Hypothesis: Arduino Nano work overload.
TODO try the  "volatile" coding keyword for my servo array.
The (link) Arduino Reference "Volatile"  - states:
"volatile" -- "Specifically, it directs the compiler to load the variable from RAM and not from a storage register, which is a temporary memory location where program variables are stored and manipulated. Under certain conditions, the value for a variable stored in registers can be inaccurate."
Emphasis mine!
[Later - 26 Dec 2017 - made no difference. Wemos board (see below) would not compile so "volatile" is eliminated because I want to leave the way open to using Wemos boards]

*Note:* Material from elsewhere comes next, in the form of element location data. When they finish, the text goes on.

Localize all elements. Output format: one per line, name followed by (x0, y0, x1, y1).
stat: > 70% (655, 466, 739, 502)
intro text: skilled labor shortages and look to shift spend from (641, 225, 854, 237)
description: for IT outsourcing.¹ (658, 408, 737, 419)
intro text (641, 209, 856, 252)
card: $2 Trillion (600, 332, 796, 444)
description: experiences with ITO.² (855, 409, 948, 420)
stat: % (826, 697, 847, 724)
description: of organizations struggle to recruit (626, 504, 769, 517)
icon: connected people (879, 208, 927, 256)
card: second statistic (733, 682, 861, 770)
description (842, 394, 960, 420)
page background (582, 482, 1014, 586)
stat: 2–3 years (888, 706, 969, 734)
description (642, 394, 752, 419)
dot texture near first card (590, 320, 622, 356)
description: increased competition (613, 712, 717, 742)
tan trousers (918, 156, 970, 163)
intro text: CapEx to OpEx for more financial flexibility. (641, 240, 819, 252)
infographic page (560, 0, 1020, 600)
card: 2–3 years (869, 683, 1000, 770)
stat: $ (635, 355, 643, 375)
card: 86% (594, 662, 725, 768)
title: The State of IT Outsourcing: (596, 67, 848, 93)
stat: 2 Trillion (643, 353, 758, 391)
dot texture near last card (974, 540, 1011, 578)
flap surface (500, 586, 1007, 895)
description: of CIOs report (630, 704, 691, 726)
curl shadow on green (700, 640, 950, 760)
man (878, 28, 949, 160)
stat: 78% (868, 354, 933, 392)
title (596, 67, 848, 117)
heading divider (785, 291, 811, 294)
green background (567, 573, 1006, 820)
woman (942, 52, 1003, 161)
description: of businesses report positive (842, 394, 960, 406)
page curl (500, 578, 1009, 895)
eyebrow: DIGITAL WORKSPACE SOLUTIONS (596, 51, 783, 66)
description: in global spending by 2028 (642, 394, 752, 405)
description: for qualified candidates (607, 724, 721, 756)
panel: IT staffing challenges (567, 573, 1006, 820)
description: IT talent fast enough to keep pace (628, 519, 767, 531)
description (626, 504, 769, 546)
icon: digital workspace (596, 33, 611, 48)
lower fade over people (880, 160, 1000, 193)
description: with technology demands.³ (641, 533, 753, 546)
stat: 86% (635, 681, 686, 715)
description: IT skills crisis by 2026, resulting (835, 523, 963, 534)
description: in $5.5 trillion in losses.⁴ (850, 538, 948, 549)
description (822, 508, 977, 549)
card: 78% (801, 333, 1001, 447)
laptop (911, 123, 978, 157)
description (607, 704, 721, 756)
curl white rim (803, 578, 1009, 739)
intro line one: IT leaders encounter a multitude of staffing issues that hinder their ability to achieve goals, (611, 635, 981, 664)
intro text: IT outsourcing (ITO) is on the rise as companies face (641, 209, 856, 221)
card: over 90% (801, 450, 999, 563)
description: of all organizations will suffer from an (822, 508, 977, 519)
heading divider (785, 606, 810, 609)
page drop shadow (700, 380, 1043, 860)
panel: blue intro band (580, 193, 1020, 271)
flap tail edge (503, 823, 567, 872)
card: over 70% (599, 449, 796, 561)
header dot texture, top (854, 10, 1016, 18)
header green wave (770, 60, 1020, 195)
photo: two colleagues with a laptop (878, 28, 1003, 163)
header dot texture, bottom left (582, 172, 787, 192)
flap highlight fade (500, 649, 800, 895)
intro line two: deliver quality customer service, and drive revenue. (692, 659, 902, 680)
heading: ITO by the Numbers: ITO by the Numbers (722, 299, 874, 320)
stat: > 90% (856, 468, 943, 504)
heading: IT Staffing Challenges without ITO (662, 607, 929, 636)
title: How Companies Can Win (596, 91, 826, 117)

Hypothesis: The Arduino Nano is simply too low powered to handle the work I am giving it and it is "falling to pieces under the stress". I have found this forum comment:
(link) desmondcorreia (2011) writes:
I have tested each code independently everything works fine but as soon as i put it together everything goes wrong.
Desmond, You sum up my experience so well!
I do have a WEMOS D1 microcontroller where the specs say it runs at 80 MHz which is a good advance on the 16 MHz of the Arduino Nano. I am considering swapping that in. A little challenging with it being a 3.3 Volt system connecting into my very 5-volt-everywhere snake robot.
[Later - 26 Dec 2017 - changed tail section microcontroller from Nano to Wemos, a major change, and the servo behaviour was the same. This prompted me to do another review of my coding and after digging deep I did find a "bug". Coding fix gave a successful system fix.]

That should be enough to be going on with!